The Confucian scholar archetype and the chivalric hero end up hybridized into the “Confucian knight-errant” character; the author theorizes that the Confucian scholar had become too feminized, and that combining him with the chivalric hero allowed him to become more masculine while simultaneously preserving the erudition and aesthetic discernment characteristic of the Confucian scholar. Anxiety over how well men fit into the male gender role, perhaps?

Another thing I find interesting is how much late Imperial China valued male-male friendship. In modern American culture, male-male friendship tends to be devalued: strong emotional bonds between men tend to be seen as gay. Of course, the valuing of male-male friendship is pretty clearly a result of misogyny (since no women are the equals of the men)– nevertheless, a platonic/homoerotic male-male friendship as one of, if not the, most important emotional connections in a person’s life is something that I appreciate.

About ozyfrantz

Ozy Frantz is a student at a well-respected Hippie College in the United States. Zie bases most of zir life decisions on Good Omens by Terry Pratchett and Neil Gaiman, and identifies more closely with Pinkie Pie than is probably necessary. Ozy can be contacted at ozyfrantz@gmail.com or on Twitter as @ozyfrantz.

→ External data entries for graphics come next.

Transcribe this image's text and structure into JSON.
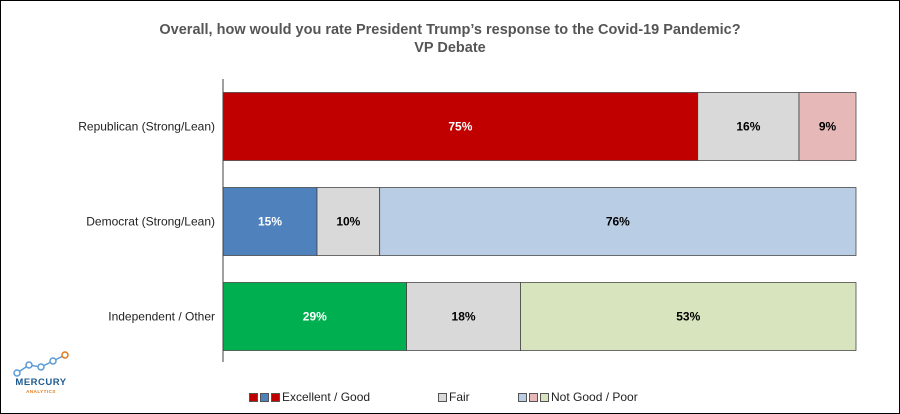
{
  "title_line1": "Overall, how would you rate President Trump’s response to the Covid-19 Pandemic?",
  "title_line2": "VP Debate",
  "chart_data": {
    "type": "bar",
    "orientation": "horizontal",
    "stacked": true,
    "percent_stacked": true,
    "categories": [
      "Republican (Strong/Lean)",
      "Democrat (Strong/Lean)",
      "Independent / Other"
    ],
    "series": [
      {
        "name": "Excellent / Good",
        "values": [
          75,
          15,
          29
        ],
        "colors": [
          "#c00000",
          "#4f81bd",
          "#00b050"
        ],
        "label_color": "#ffffff"
      },
      {
        "name": "Fair",
        "values": [
          16,
          10,
          18
        ],
        "colors": [
          "#d9d9d9",
          "#d9d9d9",
          "#d9d9d9"
        ],
        "label_color": "#000000"
      },
      {
        "name": "Not Good / Poor",
        "values": [
          9,
          76,
          53
        ],
        "colors": [
          "#e6b9b8",
          "#b9cde5",
          "#d7e4bd"
        ],
        "label_color": "#000000"
      }
    ],
    "labels": [
      [
        "75%",
        "16%",
        "9%"
      ],
      [
        "15%",
        "10%",
        "76%"
      ],
      [
        "29%",
        "18%",
        "53%"
      ]
    ],
    "legend_position": "bottom",
    "grid": false
  },
  "legend": [
    {
      "label": "Excellent / Good",
      "swatches": [
        "#c00000",
        "#4f81bd",
        "#c00000"
      ]
    },
    {
      "label": "Fair",
      "swatches": [
        "#d9d9d9"
      ]
    },
    {
      "label": "Not Good / Poor",
      "swatches": [
        "#b9cde5",
        "#e6b9b8",
        "#d7e4bd"
      ]
    }
  ],
  "logo": {
    "name": "MERCURY",
    "sub": "ANALYTICS",
    "icon": "line-graph-logo-icon"
  }
}
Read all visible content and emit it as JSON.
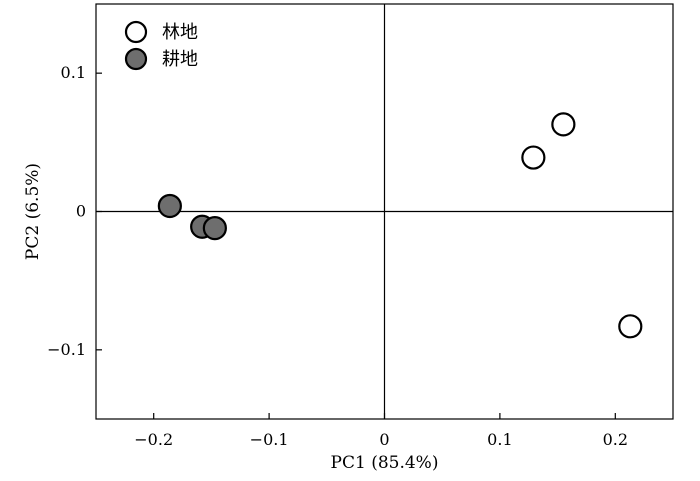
{
  "chart_data": {
    "type": "scatter",
    "xlabel": "PC1 (85.4%)",
    "ylabel": "PC2 (6.5%)",
    "xlim": [
      -0.25,
      0.25
    ],
    "ylim": [
      -0.15,
      0.15
    ],
    "x_ticks": [
      {
        "value": -0.2,
        "label": "−0.2"
      },
      {
        "value": -0.1,
        "label": "−0.1"
      },
      {
        "value": 0,
        "label": "0"
      },
      {
        "value": 0.1,
        "label": "0.1"
      },
      {
        "value": 0.2,
        "label": "0.2"
      }
    ],
    "y_ticks": [
      {
        "value": 0.1,
        "label": "0.1"
      },
      {
        "value": 0,
        "label": "0"
      },
      {
        "value": -0.1,
        "label": "−0.1"
      }
    ],
    "reference_lines": {
      "x": 0,
      "y": 0
    },
    "legend_position": "top-left",
    "series": [
      {
        "name": "林地",
        "fill": "#ffffff",
        "stroke": "#000000",
        "points": [
          {
            "x": 0.129,
            "y": 0.039
          },
          {
            "x": 0.155,
            "y": 0.063
          },
          {
            "x": 0.213,
            "y": -0.083
          }
        ]
      },
      {
        "name": "耕地",
        "fill": "#6e6e6e",
        "stroke": "#000000",
        "points": [
          {
            "x": -0.186,
            "y": 0.004
          },
          {
            "x": -0.158,
            "y": -0.011
          },
          {
            "x": -0.147,
            "y": -0.012
          }
        ]
      }
    ]
  }
}
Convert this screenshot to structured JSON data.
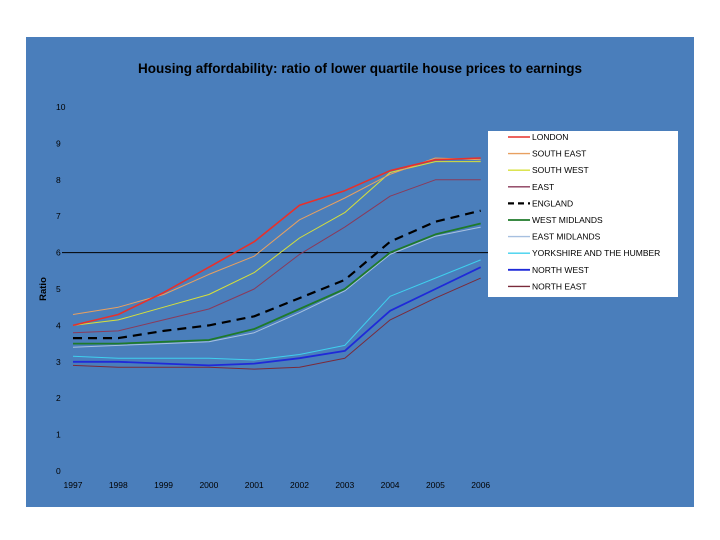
{
  "chart_data": {
    "type": "line",
    "title": "Housing affordability: ratio of lower quartile house prices to earnings",
    "xlabel": "",
    "ylabel": "Ratio",
    "ylim": [
      0,
      10
    ],
    "yticks": [
      0,
      1,
      2,
      3,
      4,
      5,
      6,
      7,
      8,
      9,
      10
    ],
    "categories": [
      "1997",
      "1998",
      "1999",
      "2000",
      "2001",
      "2002",
      "2003",
      "2004",
      "2005",
      "2006"
    ],
    "reference_line": 6,
    "legend_position": "top-right",
    "series": [
      {
        "name": "LONDON",
        "color": "#e8302a",
        "dash": "",
        "width": 1.6,
        "values": [
          4.0,
          4.3,
          4.9,
          5.6,
          6.3,
          7.3,
          7.7,
          8.25,
          8.55,
          8.6
        ]
      },
      {
        "name": "SOUTH EAST",
        "color": "#e8a060",
        "dash": "",
        "width": 1.0,
        "values": [
          4.3,
          4.5,
          4.85,
          5.4,
          5.9,
          6.9,
          7.5,
          8.15,
          8.6,
          8.55
        ]
      },
      {
        "name": "SOUTH WEST",
        "color": "#d7e03a",
        "dash": "",
        "width": 1.0,
        "values": [
          4.0,
          4.15,
          4.5,
          4.85,
          5.45,
          6.4,
          7.1,
          8.2,
          8.5,
          8.5
        ]
      },
      {
        "name": "EAST",
        "color": "#8a3a5a",
        "dash": "",
        "width": 1.0,
        "values": [
          3.8,
          3.85,
          4.15,
          4.45,
          5.0,
          5.95,
          6.7,
          7.55,
          8.0,
          8.0
        ]
      },
      {
        "name": "ENGLAND",
        "color": "#000000",
        "dash": "9 6",
        "width": 2.2,
        "values": [
          3.65,
          3.65,
          3.85,
          4.0,
          4.25,
          4.75,
          5.25,
          6.3,
          6.85,
          7.15
        ]
      },
      {
        "name": "WEST MIDLANDS",
        "color": "#1e7a2a",
        "dash": "",
        "width": 1.8,
        "values": [
          3.5,
          3.5,
          3.55,
          3.6,
          3.9,
          4.45,
          5.0,
          6.0,
          6.5,
          6.8
        ]
      },
      {
        "name": "EAST MIDLANDS",
        "color": "#a7c0e0",
        "dash": "",
        "width": 1.0,
        "values": [
          3.4,
          3.45,
          3.5,
          3.55,
          3.8,
          4.35,
          4.95,
          5.95,
          6.45,
          6.7
        ]
      },
      {
        "name": "YORKSHIRE AND THE HUMBER",
        "color": "#3fd0ee",
        "dash": "",
        "width": 1.0,
        "values": [
          3.15,
          3.1,
          3.1,
          3.1,
          3.05,
          3.2,
          3.45,
          4.8,
          5.3,
          5.8
        ]
      },
      {
        "name": "NORTH WEST",
        "color": "#1f2ad8",
        "dash": "",
        "width": 1.8,
        "values": [
          3.0,
          3.0,
          2.95,
          2.9,
          2.95,
          3.1,
          3.3,
          4.4,
          5.0,
          5.6
        ]
      },
      {
        "name": "NORTH EAST",
        "color": "#7a2a3a",
        "dash": "",
        "width": 1.0,
        "values": [
          2.9,
          2.85,
          2.85,
          2.85,
          2.8,
          2.85,
          3.1,
          4.15,
          4.75,
          5.3
        ]
      }
    ]
  }
}
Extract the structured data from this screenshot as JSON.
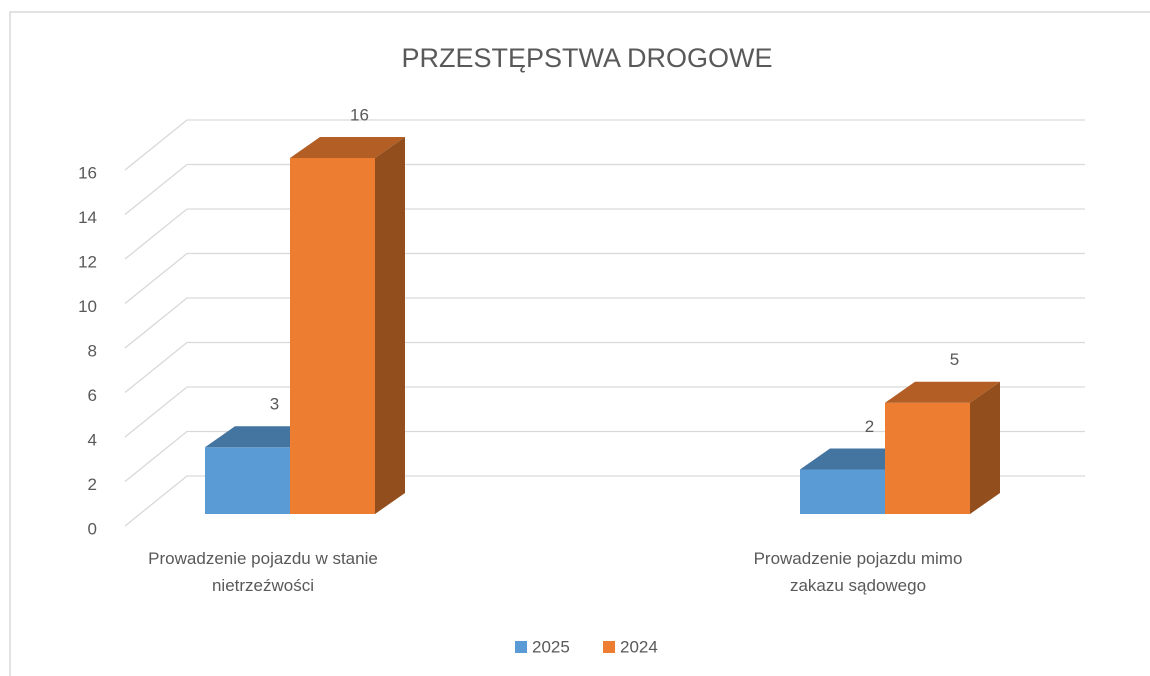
{
  "chart_data": {
    "type": "bar3d",
    "title": "PRZESTĘPSTWA DROGOWE",
    "categories": [
      "Prowadzenie pojazdu w stanie nietrzeźwości",
      "Prowadzenie pojazdu mimo zakazu sądowego"
    ],
    "series": [
      {
        "name": "2025",
        "color": "#5b9bd5",
        "values": [
          3,
          2
        ]
      },
      {
        "name": "2024",
        "color": "#ed7d31",
        "values": [
          16,
          5
        ]
      }
    ],
    "ylim": [
      0,
      16
    ],
    "yticks": [
      0,
      2,
      4,
      6,
      8,
      10,
      12,
      14,
      16
    ],
    "grid": true,
    "legend": "bottom"
  }
}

Writing is presently Ozy's primary means of support, so to tip the blogger, click here.

Comments

  1. Ozy, I was thinking about it, and I’ll admit to being a bit of a creep at the time for having a sexual affair with someone that young. I even mentally called myself a creep AT THE TIME. But I can’t see how I could have been raping her, since she was the one who initiated the whole affair. And I do think you’re old enough at sixteen to actually want to have sex with somebody.

  2. BlackHumor says:

    I agree with the guy with the long Swedish name (sorry, no way I’m going to be able to spell that). Teenagers, at least the ones in high school, can totally consent to sex. Or at least, they can consent to sex if there’s not a significant power gap; a teacher having sex with high school students is still totally rape, but (for example) I know a guy who dated a 19-year-old college student when he was 15 and he was pretty clearly into her.

  3. That’s the name I use on Swedish blogs… I should have picked a new one getting here perhaps, but didn’t think about it. ;-)
    I’m a woman btw.

  4. Kyra says:

    First of all, what IS it with people and pederasty? I used to think it was just a weird Greek thing that the Romans stole because they were thieving bastards like that, but other cultures keep independently developing the “let’s fuck teenage boys!” notion.

    I think it might have something to do with preserving “proper manly dominance” while enabling romantic and sexual relationships between men (who, in many misogynist societies, are the only ones educated, taken seriously, and treated as people by men—when women are uneducated, socially isolated, and treated like objects or property, that doesn’t produce much common ground for a relationship based on shared interests and mutual respect, hence the multitude of male-love defenders calling it a better/truer/more noble relationship than what is between a man and a woman).

    If two adult, equal-status men have a relationship in such a society, there might be some issue with one of them being penetrated. It would be seen as an insult to one’s masculinity when masculinity is defined by doing the penetrating. But if there is some rank difference between the two—if one is not yet adult, say, or if one is a servant or slave—then that takes care of it; the one being penetrated doesn’t lose masculinity because masculinity can be defined differently in the context of youth or service; with the boy, especially, it is easier to resolve the cognitive dissonance by saying it is youth, rather insufficient manliness, that is the reason he takes the “passive” role, and just like all other men, he will become a penetrator when he grows up.

    It’s so common among societies because it’s the easiest of all ways to resolve male privilege and male dominance with the dual roles of anal sex.